First, I really appreciated your clarifying that Canada deciding to go into Mali is not just a PR exercise. It really is part of a much broader approach about us re-engaging in the world, wanting to contribute to peace operations and to the UN, and helping to change that institution and actually drive some changes forward. That's in addition to trying to introduce our feminist international policy assistance and the money that you so rightly pointed out, around $150 million, where we're trying to build capacity in a number of countries to empower women and girls at the local level. I appreciated your making that statement. I think it's an important one. It's a much broader agenda that we're trying to do.

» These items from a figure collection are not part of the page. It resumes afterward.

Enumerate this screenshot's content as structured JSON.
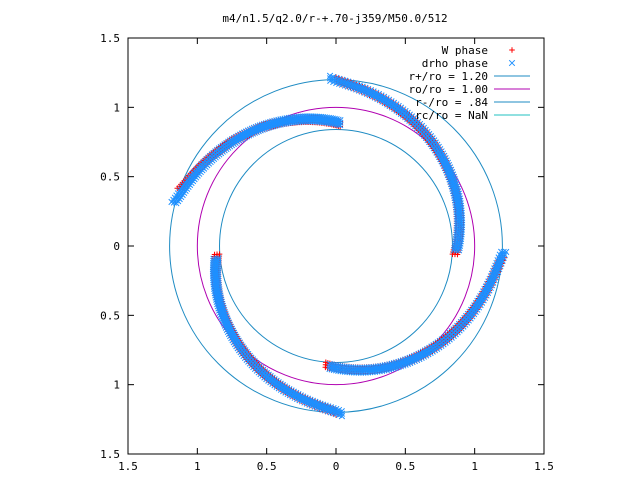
{
  "chart_data": {
    "type": "scatter",
    "title": "m4/n1.5/q2.0/r-+.70-j359/M50.0/512",
    "xlim": [
      -1.5,
      1.5
    ],
    "ylim": [
      -1.5,
      1.5
    ],
    "x_ticks": [
      -1.5,
      -1,
      -0.5,
      0,
      0.5,
      1,
      1.5
    ],
    "y_ticks": [
      -1.5,
      -1,
      -0.5,
      0,
      0.5,
      1,
      1.5
    ],
    "x_tick_labels": [
      "1.5",
      "1",
      "0.5",
      "0",
      "0.5",
      "1",
      "1.5"
    ],
    "y_tick_labels": [
      "1.5",
      "1",
      "0.5",
      "0",
      "0.5",
      "1",
      "1.5"
    ],
    "grid": false,
    "legend_position": "top-right",
    "series": [
      {
        "name": "W phase",
        "marker": "plus",
        "color": "#ff0000",
        "arms": [
          {
            "start_deg": 160,
            "end_deg": 88,
            "r_start": 1.2,
            "r_end": 0.88
          },
          {
            "start_deg": 90,
            "end_deg": -4,
            "r_start": 1.2,
            "r_end": 0.86
          },
          {
            "start_deg": -4,
            "end_deg": -95,
            "r_start": 1.2,
            "r_end": 0.86
          },
          {
            "start_deg": -90,
            "end_deg": -176,
            "r_start": 1.2,
            "r_end": 0.86
          }
        ]
      },
      {
        "name": "drho phase",
        "marker": "cross",
        "color": "#1e90ff",
        "arms": [
          {
            "start_deg": 165,
            "end_deg": 88,
            "r_start": 1.21,
            "r_end": 0.89
          },
          {
            "start_deg": 92,
            "end_deg": -2,
            "r_start": 1.21,
            "r_end": 0.87
          },
          {
            "start_deg": -2,
            "end_deg": -93,
            "r_start": 1.21,
            "r_end": 0.87
          },
          {
            "start_deg": -88,
            "end_deg": -174,
            "r_start": 1.21,
            "r_end": 0.87
          }
        ]
      },
      {
        "name": "r+/ro = 1.20",
        "type": "circle",
        "radius": 1.2,
        "color": "#1e8bc3"
      },
      {
        "name": "ro/ro = 1.00",
        "type": "circle",
        "radius": 1.0,
        "color": "#b000b0"
      },
      {
        "name": "r-/ro = .84",
        "type": "circle",
        "radius": 0.84,
        "color": "#1e8bc3"
      },
      {
        "name": "rc/ro = NaN",
        "type": "circle",
        "radius": null,
        "color": "#20c0c0"
      }
    ]
  }
}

I hear what you're saying, that when you add women, you do not automatically change peacekeeping right away. There are things around addressing local culture, changing organizations, dealing with power structures, training and building local capacities.
One of the things I always struggle with is that part of me thinks, “Why wouldn't we move right away to a quota?” I completely agree with you that for someone who is a woman and maybe an executive for a large organization, if there are only two women out of 15 people, they're not going to change anything, but if I have eight out of 15, I might actually have a big influence. Why wouldn't we move to something like a quota?